The Location Index (LOC-I) project, established in 2018, created a methodology and data models framework providing for a consistent way to seamlessly integrate spatial data from distributed sources. The target was Australian spatial data "of national significance", meaning most - initially all - of the data considered was Australian Federal government data. Going forward, Loc-I is not limited to this sort of data, so other government data (States, Local) as well as non-government data may be included.
See the project website, http://www.ga.gov.au/locationindex, for more project information.

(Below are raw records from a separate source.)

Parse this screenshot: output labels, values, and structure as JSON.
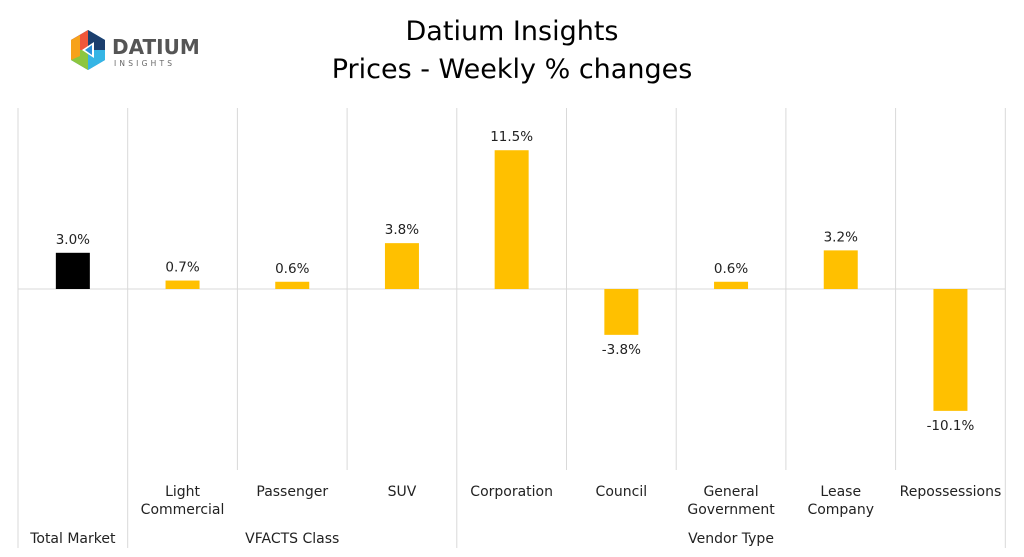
{
  "logo": {
    "text": "DATIUM",
    "subtext": "INSIGHTS"
  },
  "chart_data": {
    "type": "bar",
    "title": "Datium Insights",
    "subtitle": "Prices - Weekly % changes",
    "categories": [
      "Total Market",
      "Light Commercial",
      "Passenger",
      "SUV",
      "Corporation",
      "Council",
      "General Government",
      "Lease Company",
      "Repossessions"
    ],
    "category_lines": [
      [
        "Total Market"
      ],
      [
        "Light",
        "Commercial"
      ],
      [
        "Passenger"
      ],
      [
        "SUV"
      ],
      [
        "Corporation"
      ],
      [
        "Council"
      ],
      [
        "General",
        "Government"
      ],
      [
        "Lease",
        "Company"
      ],
      [
        "Repossessions"
      ]
    ],
    "groups": [
      {
        "label": "Total Market",
        "count": 1
      },
      {
        "label": "VFACTS Class",
        "count": 3
      },
      {
        "label": "Vendor Type",
        "count": 5
      }
    ],
    "values": [
      3.0,
      0.7,
      0.6,
      3.8,
      11.5,
      -3.8,
      0.6,
      3.2,
      -10.1
    ],
    "data_labels": [
      "3.0%",
      "0.7%",
      "0.6%",
      "3.8%",
      "11.5%",
      "-3.8%",
      "0.6%",
      "3.2%",
      "-10.1%"
    ],
    "colors": [
      "#000000",
      "#FFC000",
      "#FFC000",
      "#FFC000",
      "#FFC000",
      "#FFC000",
      "#FFC000",
      "#FFC000",
      "#FFC000"
    ],
    "ylim": [
      -15,
      15
    ],
    "grid": false,
    "legend": "none"
  }
}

The technical implementation of Loc-I was based on Semantic Web principles allowing for datasets to be published as Linked Data independently by data holders - different government departments, companies etc. - and consumed with minimal effort required for integration.
The technical implementation relied on a Loc-I Ontology, the main Loc-I model, multiple Background Models, fundamental, standards, data models that the Loc-I Ontology depended on, and, for some datasets, Dataset Models of their content that spefialise the Loc-I Ontology.
Figure 1 below shows the original detailed architecture diagram used to explain Loc-I’s parts from 2018 - 2021. This supermodel document does not detail the technical implementation of Loc-I elements but does provide a formal, integrated, model for all the elements in that figure. The OWL ontology elements represented on the left are all included in this supermodel unchanged, however several additional background ontologies and profiles have been added to better integrate Loc-I datasets' models. These include the OGC LD API profile [OGCLDAPI] wich is used to ensure data meets, or to build out data to meet, requirements of the Open Geospatail Consortium’s OGC API - Features [OGCAPI] which is now used as the standard API for Loc-I datasets. That standard was not available when the original Loc-I project was started in 2018.
This Loc-I Supermodel Specification document formally defines the technical model implementation of Loc-I including all previously created models and relations as well as new models that have been added since the original Loc-I project, for example data models for new Loc-I datasets.